According to the National Mental Health Association, 75 percent of visits to doctors' offices concern stress-related ailments. Almost half of the American population suffer physically due to stress. Chronic stress can affect the body in a number of ways: It weakens the immune system, which can cause fatigue and make people more susceptible to colds and flus.

Stress is even linked to the six leading causes of death: heart disease, cancer, lung ailments, accidents, cirrhosis of the liver and suicide, according to the American Psychological Association.

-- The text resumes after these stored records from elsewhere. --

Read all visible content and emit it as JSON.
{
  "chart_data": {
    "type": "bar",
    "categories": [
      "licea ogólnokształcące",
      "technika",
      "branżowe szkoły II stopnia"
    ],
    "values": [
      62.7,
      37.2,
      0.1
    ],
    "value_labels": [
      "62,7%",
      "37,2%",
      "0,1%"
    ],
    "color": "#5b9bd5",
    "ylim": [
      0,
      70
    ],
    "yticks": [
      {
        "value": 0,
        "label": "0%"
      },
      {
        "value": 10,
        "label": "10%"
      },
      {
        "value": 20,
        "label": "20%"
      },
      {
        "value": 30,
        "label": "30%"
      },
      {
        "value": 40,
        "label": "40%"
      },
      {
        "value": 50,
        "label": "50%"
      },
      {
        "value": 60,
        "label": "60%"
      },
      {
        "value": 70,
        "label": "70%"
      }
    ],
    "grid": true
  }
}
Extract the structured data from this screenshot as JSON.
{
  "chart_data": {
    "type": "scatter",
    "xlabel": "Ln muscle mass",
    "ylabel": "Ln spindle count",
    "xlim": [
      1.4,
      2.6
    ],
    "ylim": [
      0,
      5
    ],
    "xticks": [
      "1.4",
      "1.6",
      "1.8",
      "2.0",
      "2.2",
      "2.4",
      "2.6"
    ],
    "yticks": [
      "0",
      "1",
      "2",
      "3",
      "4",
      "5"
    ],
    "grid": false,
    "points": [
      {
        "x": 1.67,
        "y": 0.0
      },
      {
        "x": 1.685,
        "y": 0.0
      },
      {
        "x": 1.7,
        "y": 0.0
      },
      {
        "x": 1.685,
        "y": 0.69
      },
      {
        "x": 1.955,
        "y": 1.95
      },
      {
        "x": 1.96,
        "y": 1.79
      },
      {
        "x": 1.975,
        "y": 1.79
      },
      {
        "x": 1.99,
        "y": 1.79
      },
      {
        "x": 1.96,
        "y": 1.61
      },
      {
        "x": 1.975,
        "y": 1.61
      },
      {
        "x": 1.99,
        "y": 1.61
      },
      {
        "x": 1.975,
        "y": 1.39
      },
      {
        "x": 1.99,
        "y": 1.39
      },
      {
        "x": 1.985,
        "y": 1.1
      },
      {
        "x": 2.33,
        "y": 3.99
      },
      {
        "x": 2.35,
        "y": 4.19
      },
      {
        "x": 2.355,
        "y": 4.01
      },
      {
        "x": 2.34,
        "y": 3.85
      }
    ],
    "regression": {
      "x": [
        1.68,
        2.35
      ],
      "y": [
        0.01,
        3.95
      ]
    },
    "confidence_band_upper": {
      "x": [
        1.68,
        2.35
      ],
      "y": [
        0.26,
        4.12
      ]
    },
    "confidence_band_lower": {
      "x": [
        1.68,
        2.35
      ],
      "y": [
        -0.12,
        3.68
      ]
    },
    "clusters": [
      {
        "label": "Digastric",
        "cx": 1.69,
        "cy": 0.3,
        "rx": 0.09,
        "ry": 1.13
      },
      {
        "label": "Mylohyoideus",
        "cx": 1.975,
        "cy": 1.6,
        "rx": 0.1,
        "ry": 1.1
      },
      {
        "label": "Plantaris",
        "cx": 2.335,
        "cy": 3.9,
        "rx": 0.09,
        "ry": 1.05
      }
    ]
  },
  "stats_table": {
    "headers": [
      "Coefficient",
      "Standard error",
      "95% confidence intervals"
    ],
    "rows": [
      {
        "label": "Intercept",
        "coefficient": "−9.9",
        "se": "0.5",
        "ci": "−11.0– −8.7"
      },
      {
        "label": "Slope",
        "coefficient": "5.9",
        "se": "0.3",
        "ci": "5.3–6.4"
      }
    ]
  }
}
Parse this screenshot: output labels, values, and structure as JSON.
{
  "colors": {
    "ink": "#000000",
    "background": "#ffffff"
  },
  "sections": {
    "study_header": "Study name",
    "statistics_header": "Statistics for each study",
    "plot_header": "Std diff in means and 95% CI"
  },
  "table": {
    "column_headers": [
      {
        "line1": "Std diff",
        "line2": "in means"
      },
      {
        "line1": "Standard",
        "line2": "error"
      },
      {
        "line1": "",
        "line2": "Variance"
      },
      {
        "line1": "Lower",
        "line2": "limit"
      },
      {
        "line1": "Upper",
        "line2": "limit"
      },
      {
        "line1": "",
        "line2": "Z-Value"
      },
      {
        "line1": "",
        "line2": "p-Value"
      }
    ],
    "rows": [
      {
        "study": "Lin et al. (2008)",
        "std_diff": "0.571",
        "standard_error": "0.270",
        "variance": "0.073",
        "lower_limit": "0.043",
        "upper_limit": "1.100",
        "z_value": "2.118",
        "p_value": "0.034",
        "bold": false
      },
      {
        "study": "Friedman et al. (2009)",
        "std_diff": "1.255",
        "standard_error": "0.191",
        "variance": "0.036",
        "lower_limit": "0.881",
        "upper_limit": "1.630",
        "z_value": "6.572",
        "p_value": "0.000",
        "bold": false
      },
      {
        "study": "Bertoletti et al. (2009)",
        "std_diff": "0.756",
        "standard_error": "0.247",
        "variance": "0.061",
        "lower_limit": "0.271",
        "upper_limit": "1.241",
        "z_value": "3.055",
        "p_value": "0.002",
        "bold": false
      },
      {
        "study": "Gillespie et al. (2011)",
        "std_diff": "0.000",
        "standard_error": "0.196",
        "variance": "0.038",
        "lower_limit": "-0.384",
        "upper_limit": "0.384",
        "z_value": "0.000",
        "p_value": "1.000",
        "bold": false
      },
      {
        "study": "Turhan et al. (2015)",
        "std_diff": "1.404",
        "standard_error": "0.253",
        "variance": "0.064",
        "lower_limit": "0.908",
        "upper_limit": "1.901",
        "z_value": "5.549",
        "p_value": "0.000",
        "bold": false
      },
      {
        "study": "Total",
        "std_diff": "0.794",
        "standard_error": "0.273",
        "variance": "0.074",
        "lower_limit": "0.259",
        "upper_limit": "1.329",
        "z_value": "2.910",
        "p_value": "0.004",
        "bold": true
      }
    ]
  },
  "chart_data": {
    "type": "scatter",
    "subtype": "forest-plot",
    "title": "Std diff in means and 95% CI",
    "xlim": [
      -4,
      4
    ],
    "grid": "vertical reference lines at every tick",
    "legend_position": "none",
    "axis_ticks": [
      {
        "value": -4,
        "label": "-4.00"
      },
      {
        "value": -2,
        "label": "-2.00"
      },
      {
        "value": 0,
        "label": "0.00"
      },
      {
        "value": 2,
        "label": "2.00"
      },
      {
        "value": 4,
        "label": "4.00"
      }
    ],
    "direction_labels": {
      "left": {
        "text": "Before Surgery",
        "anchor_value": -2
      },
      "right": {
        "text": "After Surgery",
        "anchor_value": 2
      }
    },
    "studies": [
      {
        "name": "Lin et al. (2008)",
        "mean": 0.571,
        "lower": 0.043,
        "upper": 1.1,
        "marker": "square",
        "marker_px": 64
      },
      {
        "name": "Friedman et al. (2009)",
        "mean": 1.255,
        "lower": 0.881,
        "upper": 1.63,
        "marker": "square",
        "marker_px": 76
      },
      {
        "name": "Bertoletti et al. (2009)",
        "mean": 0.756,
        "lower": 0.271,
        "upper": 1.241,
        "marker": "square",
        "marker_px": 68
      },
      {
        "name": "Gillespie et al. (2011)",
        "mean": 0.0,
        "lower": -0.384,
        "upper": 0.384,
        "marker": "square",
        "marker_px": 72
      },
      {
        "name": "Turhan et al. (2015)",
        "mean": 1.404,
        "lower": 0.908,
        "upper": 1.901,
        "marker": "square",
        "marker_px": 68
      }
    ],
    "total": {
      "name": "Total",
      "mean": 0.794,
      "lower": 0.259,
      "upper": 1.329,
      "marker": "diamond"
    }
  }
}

Chronic stress can double a person's risk of having a heart attack and cause premature aging.

"People can have a predisposition to a lot of different health problems -- both physical and mental -- but they might lie dormant unless there is a something that triggers them," Steinmetz said.

Through research, the National Mental Health Association has found that individuals who actively focus on both mental and physical health lead happier, healthier and more productive lives.

Different relaxation techniques such as breathing and visualization are ways people can cope with stress, Steinmetz said. He recommended taking a 10-

minute vacation using all the senses.

"People should think about what it is that relaxes them because different things work for different people, like taking a warm bath or listening to music," LeGrand-Lovett said. "Each person knows what it is that helps them relax and they should try to do those if they can."

People should also take care of stress as it occurs, LeGrand-Lovett said. "Some people can become stressed with something but they don't really manage it or take care of it, and then other stressors occur so it keeps building, and I think it's really important that we take care of it as it occurs," LeGrand-Lovett said.

But not everyone can cope with stress on their own. Those who may feel like mental health issues are hindering them from leading full and productive lives are encouraged to consider seeking help for those issues.

"Stress is not something to avoid, but to embrace and manage," Steinmetz said. "The key is managing stress instead of stress managing you."